I recently put my web pages on another ISP in Toronto. Since I live in Georgia, my local ISP is quite a few hops away from my ISP in Toronto, and there are a lot of computers I don't trust between me and my new web host. So I use ssh to connect to them, and I would use scp (a secure replacement for rcp that's usually bundled with ssh) to copy my files to and from their service. Unfortunately, for reasons unexplained, they don't have scp (secure copy, a part of the SSH package) installed. So I decided to use port forwarding to use FTP to connect to them. In this case, it was a bit easier to do it as a user rather than as root:
giles@tesla$ ssh -C shell.eol.ca -L 2121:ftp.eol.ca:21 firstname.lastname@example.org's password: Warning: Remote host denied X11 forwarding, perhaps xauth program could not be run on the server side. giles@eol$
Note the warning: you will see something like that when X11 forwarding is turned off. Now, in another window, I do something like this:
giles@tesla$ $ ftp localhost 2121 Connected to localhost. 220 babbage.echo-on.net FTP server (BSDI Version 7.00LS) ready. Name (localhost:giles): giles 331 Password required for giles. Password: 230 User giles logged in, access restrictions apply. Remote system type is UNIX. Using binary mode to transfer files. ftp>
As soon as you issue that ftp command you'll see a message in your other window that's connected to the remote machine:
giles@eol$ fwd connect from 127.0.0.1 to local port sshdfwd-2121
At this point, it looks like everything is cool and you're in business. But ...
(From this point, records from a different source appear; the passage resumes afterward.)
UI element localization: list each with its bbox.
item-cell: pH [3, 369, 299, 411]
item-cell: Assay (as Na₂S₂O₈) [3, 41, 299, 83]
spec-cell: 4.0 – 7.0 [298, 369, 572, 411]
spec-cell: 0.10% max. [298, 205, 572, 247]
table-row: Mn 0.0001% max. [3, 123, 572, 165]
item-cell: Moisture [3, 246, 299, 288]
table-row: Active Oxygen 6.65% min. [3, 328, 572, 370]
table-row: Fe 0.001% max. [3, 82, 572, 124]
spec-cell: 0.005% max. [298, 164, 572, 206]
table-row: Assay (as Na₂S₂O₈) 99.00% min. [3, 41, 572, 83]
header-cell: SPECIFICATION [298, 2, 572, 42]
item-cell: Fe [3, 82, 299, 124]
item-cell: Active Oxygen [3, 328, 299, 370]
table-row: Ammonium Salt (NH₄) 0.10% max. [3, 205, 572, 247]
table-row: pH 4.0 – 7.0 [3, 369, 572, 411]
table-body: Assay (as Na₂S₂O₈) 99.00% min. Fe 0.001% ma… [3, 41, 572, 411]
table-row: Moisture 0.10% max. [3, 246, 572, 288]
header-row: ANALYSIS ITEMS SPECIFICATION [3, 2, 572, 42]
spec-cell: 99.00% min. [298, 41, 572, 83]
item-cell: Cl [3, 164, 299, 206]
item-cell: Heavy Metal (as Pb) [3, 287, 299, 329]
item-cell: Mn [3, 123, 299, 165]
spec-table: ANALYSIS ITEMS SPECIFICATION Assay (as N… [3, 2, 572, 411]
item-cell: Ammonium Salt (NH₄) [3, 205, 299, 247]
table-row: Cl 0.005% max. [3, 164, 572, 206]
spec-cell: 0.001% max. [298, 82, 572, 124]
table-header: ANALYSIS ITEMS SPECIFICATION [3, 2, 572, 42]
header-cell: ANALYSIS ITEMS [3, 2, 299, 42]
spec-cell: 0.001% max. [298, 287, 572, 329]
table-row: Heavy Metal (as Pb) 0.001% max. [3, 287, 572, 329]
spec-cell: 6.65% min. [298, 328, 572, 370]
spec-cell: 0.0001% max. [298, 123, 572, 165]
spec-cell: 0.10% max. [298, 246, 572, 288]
ftp> ls 200 PORT command successful. 425 Can't build data connection: Connection refused. ftp>
The problem is that FTP spawns connections on other ports by default to take care of the work. Since the other ports aren't forwarded, it tends to get confused. This is the biggest "gotcha" I've found so far in SSH port forwarding, it took quite a while to figure this out.
So I issue the following command:
ftp> passive Passive mode on. ftp> ls 227 Entering Passive Mode (205,189,151,4,203,122) 150 Opening ASCII mode data connection for '/bin/ls'. total 134 ...
If you're using a GUI client, you may need to do some digging to figure out how to convince it to switch to passive mode. My preferred client these days is lftp, and I found out by digging through the man page that what I needed to do was this:
giles@tesla$ lftp -p 2121 -u giles localhost Password: LFTP giles@tesla:~ > set ftp:passive-mode on
It would also be relatively easy to put a setting in your ~/.lftp/rc file so that all connections to local host were in passive mode by default.
Another way to establish the same connection would be to use the following command line:
ssh -f -C -L 2121:ftp.eol.ca:21 shell.eol.ca "sleep 30"
There are only two differences here: the "-f" flag and the command "sleep 30" added on the end. "-f" requests ssh go to background after authentication is done and forwardings have been established. This will get you your terminal back, and "sleep 30" allows you enough time to set up a connection with ftp to keep the forwarding alive. It will die when you disconnect.